J Neurosci. 2015 Feb 18;35(7):2904-13. doi: 10.1523/JNEUROSCI.3669-14.2015.
Reinforcement learning (RL) theory posits that learning is driven by discrepancies between the predicted and actual outcomes of actions (prediction errors [PEs]). In social environments, learning is often guided by similar RL mechanisms. For example, teachers monitor the actions of students and provide feedback to them. This feedback evokes PEs in students that guide their learning. We report the first study that investigates the neural mechanisms that underpin RL signals in the brain of a teacher. Neurons in the anterior cingulate cortex (ACC) signal PEs when learning from the outcomes of one's own actions but also signal information when outcomes are received by others. Does a teacher's ACC signal PEs when monitoring a student's learning? Using fMRI, we studied brain activity in human subjects (teachers) as they taught a confederate (student) action-outcome associations by providing positive or negative feedback. We examined activity time-locked to the students' responses, when teachers infer student predictions and know actual outcomes. We fitted a RL-based computational model to the behavior of the student to characterize their learning, and examined whether a teacher's ACC signals when a student's predictions are wrong. In line with our hypothesis, activity in the teacher's ACC covaried with the PE values in the model. Additionally, activity in the teacher's insula and ventromedial prefrontal cortex covaried with the predicted value according to the student. Our findings highlight that the ACC signals PEs vicariously for others' erroneous predictions, when monitoring and instructing their learning. These results suggest that RL mechanisms, processed vicariously, may underpin and facilitate teaching behaviors.
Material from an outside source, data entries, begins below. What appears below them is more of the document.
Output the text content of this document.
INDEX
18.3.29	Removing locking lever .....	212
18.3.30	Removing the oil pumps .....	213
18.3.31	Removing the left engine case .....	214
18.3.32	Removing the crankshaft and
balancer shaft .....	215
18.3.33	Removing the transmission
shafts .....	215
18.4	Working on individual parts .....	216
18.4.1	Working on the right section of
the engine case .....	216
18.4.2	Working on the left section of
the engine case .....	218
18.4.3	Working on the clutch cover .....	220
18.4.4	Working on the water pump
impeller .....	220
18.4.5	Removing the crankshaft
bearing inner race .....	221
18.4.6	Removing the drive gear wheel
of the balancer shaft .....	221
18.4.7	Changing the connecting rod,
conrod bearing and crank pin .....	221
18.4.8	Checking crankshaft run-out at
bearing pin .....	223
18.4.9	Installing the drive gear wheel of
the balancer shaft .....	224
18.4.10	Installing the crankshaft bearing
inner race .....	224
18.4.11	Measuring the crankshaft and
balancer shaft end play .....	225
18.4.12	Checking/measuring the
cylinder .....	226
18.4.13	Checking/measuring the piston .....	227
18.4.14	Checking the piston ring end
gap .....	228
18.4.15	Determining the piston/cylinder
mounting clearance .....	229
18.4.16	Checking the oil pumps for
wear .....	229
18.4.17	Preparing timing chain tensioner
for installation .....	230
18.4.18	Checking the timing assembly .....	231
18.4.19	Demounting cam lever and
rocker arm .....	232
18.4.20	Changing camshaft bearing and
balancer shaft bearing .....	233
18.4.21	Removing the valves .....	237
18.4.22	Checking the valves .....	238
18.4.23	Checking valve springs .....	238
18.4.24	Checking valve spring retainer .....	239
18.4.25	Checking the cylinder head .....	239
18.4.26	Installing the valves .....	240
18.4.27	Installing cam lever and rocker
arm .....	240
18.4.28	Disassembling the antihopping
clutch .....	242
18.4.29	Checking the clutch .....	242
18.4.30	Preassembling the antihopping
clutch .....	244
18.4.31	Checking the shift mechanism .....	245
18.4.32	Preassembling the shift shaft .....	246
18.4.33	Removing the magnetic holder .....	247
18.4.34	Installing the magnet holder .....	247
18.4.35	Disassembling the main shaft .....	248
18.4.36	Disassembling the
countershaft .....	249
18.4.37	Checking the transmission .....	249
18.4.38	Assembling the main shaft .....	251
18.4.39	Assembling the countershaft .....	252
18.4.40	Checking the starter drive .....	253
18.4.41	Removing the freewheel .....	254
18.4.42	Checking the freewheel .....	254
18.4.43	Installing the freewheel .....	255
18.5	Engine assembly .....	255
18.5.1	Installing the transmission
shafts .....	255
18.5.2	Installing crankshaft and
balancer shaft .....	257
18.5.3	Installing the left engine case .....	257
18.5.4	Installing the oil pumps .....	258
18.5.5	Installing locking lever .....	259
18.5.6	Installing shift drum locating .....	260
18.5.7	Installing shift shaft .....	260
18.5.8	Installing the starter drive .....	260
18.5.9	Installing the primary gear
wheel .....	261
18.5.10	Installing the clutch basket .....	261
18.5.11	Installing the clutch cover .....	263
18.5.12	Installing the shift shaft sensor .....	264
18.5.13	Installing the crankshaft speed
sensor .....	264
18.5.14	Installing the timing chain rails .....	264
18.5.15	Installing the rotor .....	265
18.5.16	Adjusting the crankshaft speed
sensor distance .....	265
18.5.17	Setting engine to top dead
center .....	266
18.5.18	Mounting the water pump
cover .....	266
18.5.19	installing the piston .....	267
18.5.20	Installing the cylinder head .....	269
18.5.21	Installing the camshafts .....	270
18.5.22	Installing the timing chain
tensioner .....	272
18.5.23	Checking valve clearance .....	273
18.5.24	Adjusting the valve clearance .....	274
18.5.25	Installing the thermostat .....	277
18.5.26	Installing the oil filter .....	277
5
强化学习(RL)理论认为,学习是由行动的预测结果与实际结果之间的差异(预测误差[PEs])驱动的。在社会环境中,学习通常由类似的强化学习机制引导。例如,教师会监控学生的行为并给予他们反馈。这种反馈会在学生中引发预测误差,从而引导他们的学习。我们报告了第一项研究,该研究调查了教师大脑中强化学习信号背后的神经机制。前扣带回皮质(ACC)中的神经元在从自身行动结果中学习时会发出预测误差信号,但在他人接收结果时也会发出信息信号。当教师监控学生的学习时,其ACC会发出预测误差信号吗?我们使用功能磁共振成像(fMRI)研究了人类受试者(教师)在通过提供正面或负面反馈来教授一名同伙(学生)行动-结果关联时的大脑活动。我们检查了与学生反应时间锁定的活动,此时教师推断学生的预测并知道实际结果。我们将基于强化学习的计算模型应用于学生的行为,以表征他们的学习情况,并检查当学生的预测错误时教师的ACC是否发出信号。与我们的假设一致,教师ACC中的活动与模型中的预测误差值相关。此外,教师脑岛和腹内侧前额叶皮质的活动与根据学生情况预测的值相关。我们的研究结果表明,在监控和指导他人学习时,ACC会替代他人的错误预测发出预测误差信号。这些结果表明,通过替代方式处理的强化学习机制可能是教学行为的基础并促进教学行为。